Inside were manuscripts, letters, and fragments of ancient runes he had collected during the war against the demonkind two centuries ago. Things he had sworn never to revisit.
"Forgive me," he whispered, "but it seems... I can't run forever."
Karl silently flipped through the timeworn pages, each faded stroke of ink still carrying an ancient gravity untouched by the years. The more he read, the more the symbols from his dream began to come into focus — no longer scattered fragments, but something deeper, something calling to him.
One handwritten manuscript made him pause.
The title was nearly erased by time, but three words remained barely legible:
"The Sun-Soul Order."
Karl murmured the name, eyes widening as pieces began to fall into place.
The cryptic symbols.The priestess on the silent ship drifting through a sea of mist...They were all connected to this secret order.

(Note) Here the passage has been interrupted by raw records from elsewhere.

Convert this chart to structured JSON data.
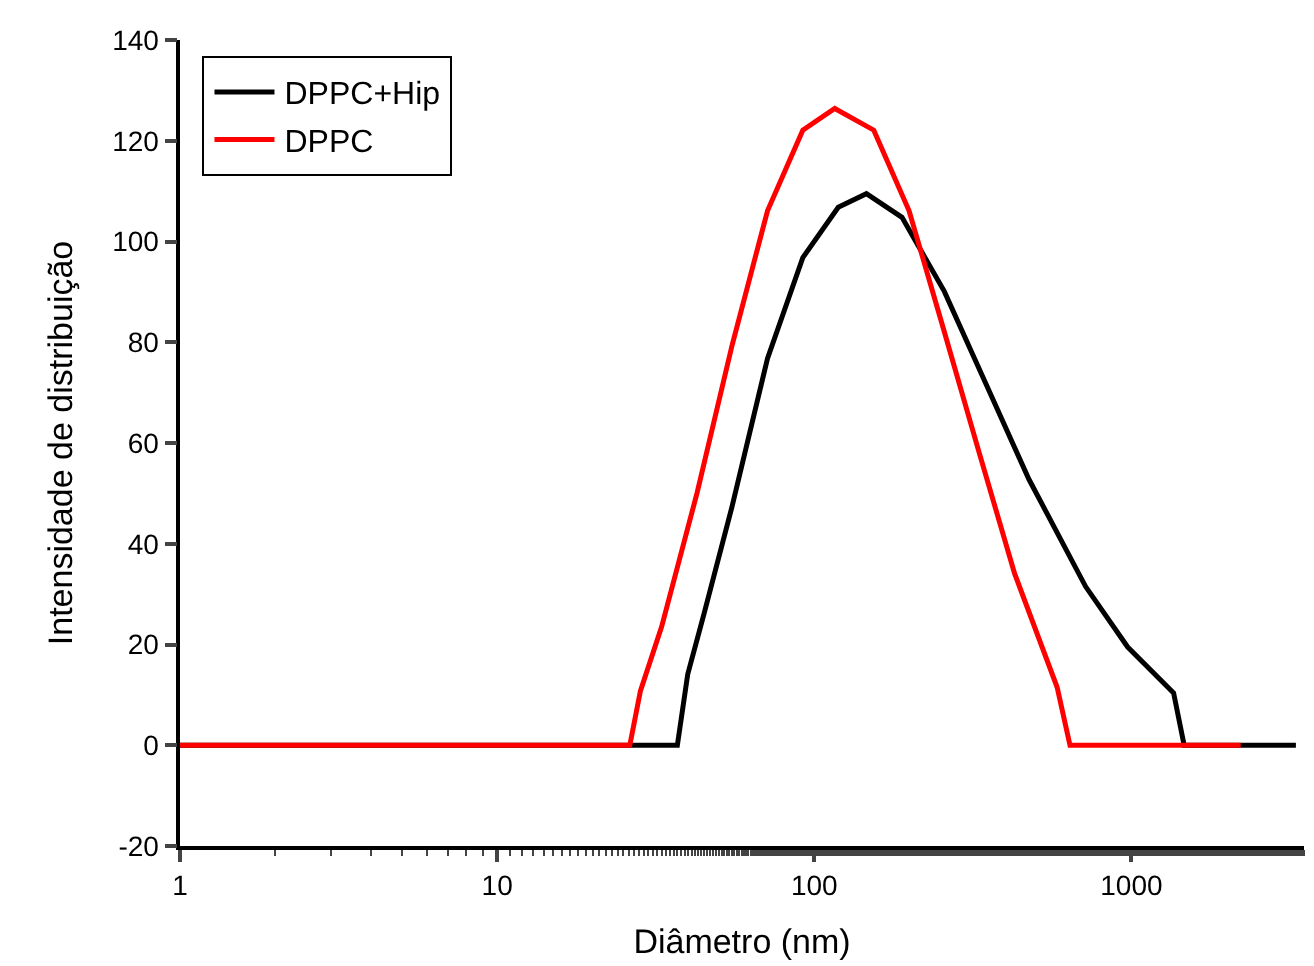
{
  "chart_data": {
    "type": "line",
    "xlabel": "Diâmetro (nm)",
    "ylabel": "Intensidade de distribuição",
    "log": "x",
    "xlim": [
      1,
      3500
    ],
    "xticks": [
      1,
      10,
      100,
      1000
    ],
    "ylim": [
      -20,
      140
    ],
    "yticks": [
      -20,
      0,
      20,
      40,
      60,
      80,
      100,
      120,
      140
    ],
    "grid": false,
    "legend": "top left",
    "marker": "none",
    "line_style": "solid",
    "series": [
      {
        "name": "DPPC+Hip",
        "color": "#000000",
        "x": [
          1,
          37,
          39.9,
          44.9,
          55.1,
          71.2,
          92,
          119,
          146,
          189,
          257,
          349,
          475,
          717,
          973,
          1358,
          1466,
          3300
        ],
        "values": [
          0,
          0,
          14.1,
          26.1,
          47.5,
          76.8,
          96.8,
          106.8,
          109.5,
          104.8,
          90.1,
          71.5,
          52.8,
          31.5,
          19.5,
          10.4,
          0,
          0
        ]
      },
      {
        "name": "DPPC",
        "color": "#ff0000",
        "x": [
          1,
          26.2,
          28.3,
          33,
          42.7,
          55.1,
          71.2,
          92,
          116,
          154,
          199,
          257,
          331,
          428,
          583,
          640,
          2210
        ],
        "values": [
          0,
          0,
          10.8,
          23.5,
          50.1,
          79.5,
          106.1,
          122.1,
          126.4,
          122.1,
          106.1,
          82.1,
          58.1,
          34.1,
          11.5,
          0,
          0
        ]
      }
    ]
  }
}
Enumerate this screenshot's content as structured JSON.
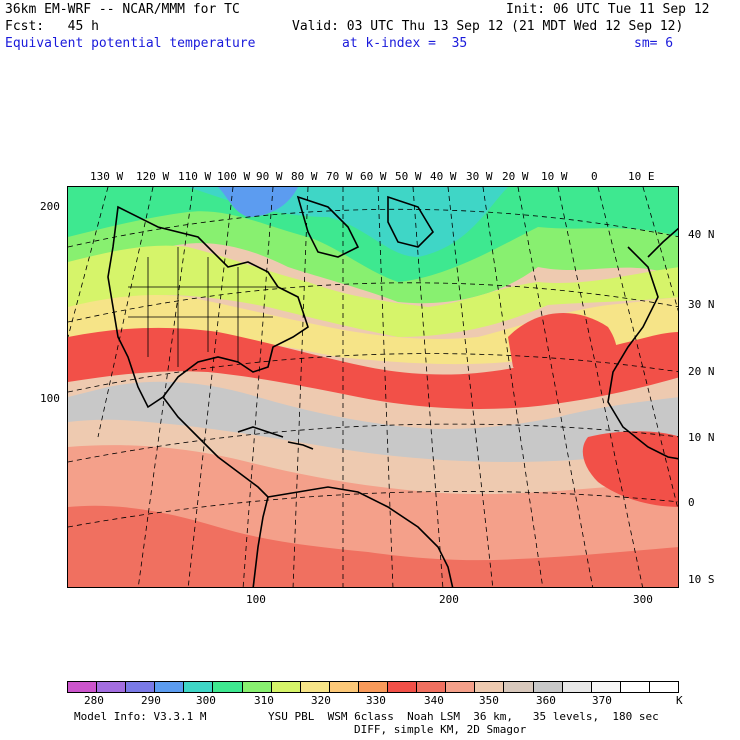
{
  "header": {
    "line1_left": "36km EM-WRF -- NCAR/MMM for TC",
    "line1_right": "Init: 06 UTC Tue 11 Sep 12",
    "line2_left": "Fcst:   45 h",
    "line2_right": "Valid: 03 UTC Thu 13 Sep 12 (21 MDT Wed 12 Sep 12)",
    "line3_field": "Equivalent potential temperature",
    "line3_level": "at k-index =  35",
    "line3_smooth": "sm= 6"
  },
  "map": {
    "top_longitudes": [
      "130 W",
      "120 W",
      "110 W",
      "100 W",
      "90 W",
      "80 W",
      "70 W",
      "60 W",
      "50 W",
      "40 W",
      "30 W",
      "20 W",
      "10 W",
      "0",
      "10 E"
    ],
    "left_ticks": [
      "200",
      "100"
    ],
    "bottom_ticks": [
      "100",
      "200",
      "300"
    ],
    "right_latitudes": [
      "40 N",
      "30 N",
      "20 N",
      "10 N",
      "0",
      "10 S"
    ]
  },
  "colorbar": {
    "colors": [
      "#cc55cc",
      "#a36ee0",
      "#7a7ae6",
      "#5c9cf0",
      "#3fd6c6",
      "#3ee890",
      "#88f070",
      "#d6f46a",
      "#f6e488",
      "#fcc878",
      "#f89a5a",
      "#f25048",
      "#f07060",
      "#f4a08a",
      "#eecab0",
      "#d8c8bc",
      "#c8c8c8",
      "#e8e8e8",
      "#f6f6f6",
      "#ffffff",
      "#ffffff"
    ],
    "labels": [
      "280",
      "290",
      "300",
      "310",
      "320",
      "330",
      "340",
      "350",
      "360",
      "370"
    ],
    "unit": "K"
  },
  "footer": {
    "line1_left": "Model Info: V3.3.1 M",
    "line1_right": "YSU PBL  WSM 6class  Noah LSM  36 km,   35 levels,  180 sec",
    "line2": "DIFF, simple KM, 2D Smagor"
  }
}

According to the manuscript, the Sun-Soul Order was an ancient and clandestine society — comprised of seers, clerics, and soulbound mages — dedicated to the study of inner light and spiritual rebirth. They operated from the shadows, leaving behind scarce traces of their existence. Yet legend spoke of their subtle influence behind many major events in Enel's history — both of salvation and ruin.
Karl exhaled, his gaze growing heavy.
"So… you were one of them," he whispered, recalling the priestess's dreamy gaze and a voice that echoed like it came from another world.
Karl carefully sorted the manuscripts and notes, placing the most vital ones into an old leather folder. Leaning against the cold wooden wall of the basement, he stared into the dim stillness, his mind piecing together fragments of memory and scattered clues.
After hours of thought, a name surfaced from the murky depths of his memory:The Library of Noctshade.
A forgotten place, built in the ancient age and mentioned only in near-extinct texts. According to scattered accounts, it was hidden deep within the Echoing Forest, a few days' trek from the heart of Dawn Island. Karl had heard whispers of it before — a place no one dared to tread anymore.
"Dangerous… but if the Sun-Soul Order truly existed, that might be the last place where traces of them remain."
Karl didn't rush. He knew the cost of recklessness in a world like this. Forbidden places like the Library of Noctshade often held death — not only of the body, but of the soul.
Just as Karl was about to leave the basement, a faint, unnatural ripple brushed against the air. It wasn't wind. It was something else — a subtle disturbance in the space around him.
He stopped walking.
A soft crack echoed, barely audible — like the sound of glass starting to fracture.
Karl understood instantly.The barrier had been broken.
There could be no mistake. The protective ward surrounding Eternal Peak had been crafted by his own hands — nothing, not man nor demon, could pass through it unnoticed.
He rushed upstairs and opened the front door slowly, cautiously. The sky outside was still painted in the hues of dawn, but… the air had changed.
As if someone — or something — was watching.
Karl's eyes scanned the hillside, sharp and alert. From afar, he heard the faint crunch of footsteps against soil.
"Someone's here," he murmured. "And it's not from Valon."
A bird's cry echoed — not the call of nature, but a signal.
Someone had crossed into his territory.
"After all these years… someone steps onto this land again.""And I wonder… is this mere coincidence, or the beginning of something far greater?"
Karl turned back into the house, the door closing quietly behind him.He poured himself another cup of tea — but this time, he didn't drink it.
His gaze drifted to the long cloak hanging by the door.